Then she paid a visit to a Poor Clares’ monastery in 1993.

“I say I don’t hear voices or see visions, but while I was there I heard a voice seem to say ‘Welcome home,’” she said. At the time, Sister Nancy didn’t know that some women religious transfer from one community to another during their lives, and she spent several weeks trying to convince herself she was not called to a life of contemplative prayer.

“I knew that to be really true to myself, I had to say yes,” she said. “Leaving my old order was the hardest and best thing I ever did in my life.”

Davidson grew up in Charleston and was raised Presbyterian. She became a Catholic during her senior year at Bishop England High School after discovering the beauty of the faith and the power of the Eucharist.
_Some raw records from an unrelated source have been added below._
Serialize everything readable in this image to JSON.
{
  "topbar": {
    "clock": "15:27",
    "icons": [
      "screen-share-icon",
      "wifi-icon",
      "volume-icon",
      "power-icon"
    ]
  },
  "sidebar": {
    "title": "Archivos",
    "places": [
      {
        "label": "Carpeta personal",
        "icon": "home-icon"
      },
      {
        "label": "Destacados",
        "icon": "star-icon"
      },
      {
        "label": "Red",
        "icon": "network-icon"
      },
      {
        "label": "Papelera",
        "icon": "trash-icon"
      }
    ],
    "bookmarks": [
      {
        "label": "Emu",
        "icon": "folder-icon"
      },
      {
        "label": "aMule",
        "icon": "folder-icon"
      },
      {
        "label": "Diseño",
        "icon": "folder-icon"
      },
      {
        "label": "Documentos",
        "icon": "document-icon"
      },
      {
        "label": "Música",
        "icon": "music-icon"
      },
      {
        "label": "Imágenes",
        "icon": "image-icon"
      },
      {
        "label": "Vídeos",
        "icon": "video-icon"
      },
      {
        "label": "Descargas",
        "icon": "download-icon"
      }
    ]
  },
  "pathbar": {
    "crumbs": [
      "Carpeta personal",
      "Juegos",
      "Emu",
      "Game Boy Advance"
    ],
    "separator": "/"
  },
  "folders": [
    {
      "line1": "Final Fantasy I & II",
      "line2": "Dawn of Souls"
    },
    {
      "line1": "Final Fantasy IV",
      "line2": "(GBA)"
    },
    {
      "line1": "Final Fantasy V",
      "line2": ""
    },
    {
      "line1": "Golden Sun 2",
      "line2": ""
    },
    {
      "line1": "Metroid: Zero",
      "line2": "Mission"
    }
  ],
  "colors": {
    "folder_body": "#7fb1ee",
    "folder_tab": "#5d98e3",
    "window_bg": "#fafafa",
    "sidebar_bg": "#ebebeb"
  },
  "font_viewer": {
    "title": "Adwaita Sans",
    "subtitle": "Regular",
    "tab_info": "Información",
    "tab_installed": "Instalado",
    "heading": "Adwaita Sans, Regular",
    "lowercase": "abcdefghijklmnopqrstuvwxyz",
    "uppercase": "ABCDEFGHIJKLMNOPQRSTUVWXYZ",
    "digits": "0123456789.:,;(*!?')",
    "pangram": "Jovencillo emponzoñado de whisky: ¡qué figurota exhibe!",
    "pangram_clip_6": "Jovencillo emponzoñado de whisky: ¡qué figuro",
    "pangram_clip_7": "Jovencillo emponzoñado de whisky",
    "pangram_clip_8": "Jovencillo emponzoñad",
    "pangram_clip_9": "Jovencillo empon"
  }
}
She graduated from the College of Charleston, taught briefly, then studied library science in Washington, D.C. While there, she became disillusioned when she heard a professor talking about crafting a good resume and earning a good salary, and realized she wanted more out of life.

“It struck me I had never really listened to God, and in daily prayer I began to add the line ‘Grant me the grace to be open to your will,’” she said. “I started praying the rosary on the Metro, getting up early to go to Mass, and I started thinking about what it meant for God to call somebody.”

She studied different religious orders and discovered a missionary order, the Servants of the Lord and the Virgin of Matara. Founded in Argentina in 1988, their motherhouse is in Washington, D.C. Everything about them intrigued Davidson, down to their bright blue habits. She volunteered for a missionary trip with the sisters and was sent to Guyana.

While there, she had her inspirational experience.

“I saw the sister hold up the Eucharist,” she said. “She placed it on his tongue and  he seemed to me the most beautiful person in the world I’d ever seen. His face changed from pain to peace. I knew that was my moment of clarity. I felt God was calling me to consecrate myself to Him, to bring Christ to people just as this sister was bringing Christ to that man.”